Following an extended hiatus, Diiv have returned on a world tour following the release of their recent album, ‘Deceiver’. The Brooklyn four piece headed by Zachary Cole Smith remained true to their shoegaze aesthetic for the most part. However, the grunge influences of their new record incorporate an interesting, if not nostalgic, dimension to the live show.
Even 30 minutes before Diiv came on stage, Manchester Academy 2 was a tightly packed with eager fans. The dress code was uniform; black boots, black trousers and ‘insert indie rock band name here’ black t shirt. Their walk out music was simply the monotonous, deafening drone of feedback from the guitar. However, despite their best efforts to seemingly deter the crowd from gathering, there was a simmering anticipation within the dimly lit room.
They emerged nonchalantly, and with a simply ‘thank you for coming, we’re Diiv’, they plunge straight into tracks from their new album. The gentle melodies of the openers ‘Horsehead’ and ‘Skin Game’ come as a breath of fresh air in the dense room. ‘Skin Game’ especially feels like it could come off of a Sonic Youth album; playfully contrasting Cole’s singing to heavy tones of guitars which perhaps most Diiv fans are not accustomed to.
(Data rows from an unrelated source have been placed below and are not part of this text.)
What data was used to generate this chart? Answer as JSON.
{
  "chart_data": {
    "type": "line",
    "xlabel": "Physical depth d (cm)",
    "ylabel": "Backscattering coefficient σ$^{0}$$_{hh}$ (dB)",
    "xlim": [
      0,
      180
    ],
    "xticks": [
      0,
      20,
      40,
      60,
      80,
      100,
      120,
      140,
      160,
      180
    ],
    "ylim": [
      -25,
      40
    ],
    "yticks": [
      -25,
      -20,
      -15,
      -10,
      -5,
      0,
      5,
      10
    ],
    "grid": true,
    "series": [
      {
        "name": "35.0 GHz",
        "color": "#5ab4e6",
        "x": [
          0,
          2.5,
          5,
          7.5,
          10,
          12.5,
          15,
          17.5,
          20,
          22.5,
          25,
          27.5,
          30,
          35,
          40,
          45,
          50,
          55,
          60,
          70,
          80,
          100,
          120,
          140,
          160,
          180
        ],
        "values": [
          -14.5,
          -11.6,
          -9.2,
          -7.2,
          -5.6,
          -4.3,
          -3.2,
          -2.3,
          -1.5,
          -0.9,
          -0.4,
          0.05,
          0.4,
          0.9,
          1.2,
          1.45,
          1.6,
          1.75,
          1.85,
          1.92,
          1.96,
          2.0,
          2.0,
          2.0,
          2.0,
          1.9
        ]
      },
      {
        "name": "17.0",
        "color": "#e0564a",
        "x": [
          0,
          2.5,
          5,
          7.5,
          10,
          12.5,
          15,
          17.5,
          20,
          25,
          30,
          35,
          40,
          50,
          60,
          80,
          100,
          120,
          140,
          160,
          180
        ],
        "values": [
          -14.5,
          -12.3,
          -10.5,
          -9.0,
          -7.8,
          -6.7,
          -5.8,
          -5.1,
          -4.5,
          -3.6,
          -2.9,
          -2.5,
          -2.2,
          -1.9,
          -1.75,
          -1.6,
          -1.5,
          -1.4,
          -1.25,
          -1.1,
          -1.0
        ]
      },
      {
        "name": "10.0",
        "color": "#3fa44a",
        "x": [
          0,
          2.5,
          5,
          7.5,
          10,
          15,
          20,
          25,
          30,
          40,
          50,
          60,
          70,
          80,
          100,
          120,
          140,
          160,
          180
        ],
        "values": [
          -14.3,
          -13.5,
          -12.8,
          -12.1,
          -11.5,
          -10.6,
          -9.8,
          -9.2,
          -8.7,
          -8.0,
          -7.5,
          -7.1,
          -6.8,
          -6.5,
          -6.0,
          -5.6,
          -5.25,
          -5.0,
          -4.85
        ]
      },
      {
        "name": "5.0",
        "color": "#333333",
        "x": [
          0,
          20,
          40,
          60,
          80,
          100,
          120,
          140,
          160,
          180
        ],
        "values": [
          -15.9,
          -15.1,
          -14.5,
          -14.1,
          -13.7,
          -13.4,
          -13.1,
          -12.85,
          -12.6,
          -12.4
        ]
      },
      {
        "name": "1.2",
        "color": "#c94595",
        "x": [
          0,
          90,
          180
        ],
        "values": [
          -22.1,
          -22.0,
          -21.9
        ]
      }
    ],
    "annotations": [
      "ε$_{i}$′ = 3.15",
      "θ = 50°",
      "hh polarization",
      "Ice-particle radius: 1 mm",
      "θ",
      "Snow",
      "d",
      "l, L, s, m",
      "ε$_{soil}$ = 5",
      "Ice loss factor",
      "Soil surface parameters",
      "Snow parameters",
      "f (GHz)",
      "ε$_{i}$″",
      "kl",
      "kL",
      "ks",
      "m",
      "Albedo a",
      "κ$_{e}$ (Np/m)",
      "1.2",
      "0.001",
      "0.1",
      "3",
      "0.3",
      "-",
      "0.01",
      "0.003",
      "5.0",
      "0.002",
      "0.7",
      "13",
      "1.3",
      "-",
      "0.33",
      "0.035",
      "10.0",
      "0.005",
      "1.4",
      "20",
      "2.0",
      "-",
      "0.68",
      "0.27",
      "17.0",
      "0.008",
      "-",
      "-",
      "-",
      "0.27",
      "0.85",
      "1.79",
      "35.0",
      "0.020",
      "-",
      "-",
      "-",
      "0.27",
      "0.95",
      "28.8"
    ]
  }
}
Certainly, ‘Deceiver’ has brought a variation of Diiv which perhaps puts more focus on the lead guitarist, Andrew Bailey. He stands centre-stage and contorts his face into grimaces, grins and scowls, darting his eyes across the crowd as the hard hitters of ‘Taker’ and ‘Like Before You Were Born’ play out. In comparison to the rest of the band, Cole lingers on the side of the stage; slinking in and out of sight, almost beckoned back onto stage when called upon to sing. The bassist Colin Caufield echoes Cole’s lyrics in a falsetto and drummer Ben Newman keeps the band on Earth when it is threatening to spiral into a wave of delay and reverb.
Diiv revert back to earlier material from ‘Is the Is Are’ and ‘Oshin’ after a few songs. Notable features including ‘Take your Time’ which sprouts the first mosh pits of the night. ‘Doused’ is a welcome interlude of blissful shoegaze to contrast the aggression of the first half of the night. However, Diiv welcome back the tone of the first songs as they finish with the strongest songs from their new album; ‘Blankenship’, ‘For the Guilty’ and ‘Acheron’. At this point, the crowd is in a fervour of excitement and bodies fly across the venue. Even the band, who generally had been fairly passive at this point, begin to thrash around on stage.
All in all, the experience is at times a little confused, but has been enhanced by the new songs. It’s safe to say that Diiv has evolved into a more interesting band with Deceiver. Whilst they haven’t perfected the fusion of their shoegaze and dream pop aesthetic with the grunge tones, they rarely make this distorted melancholy linger or stagnate.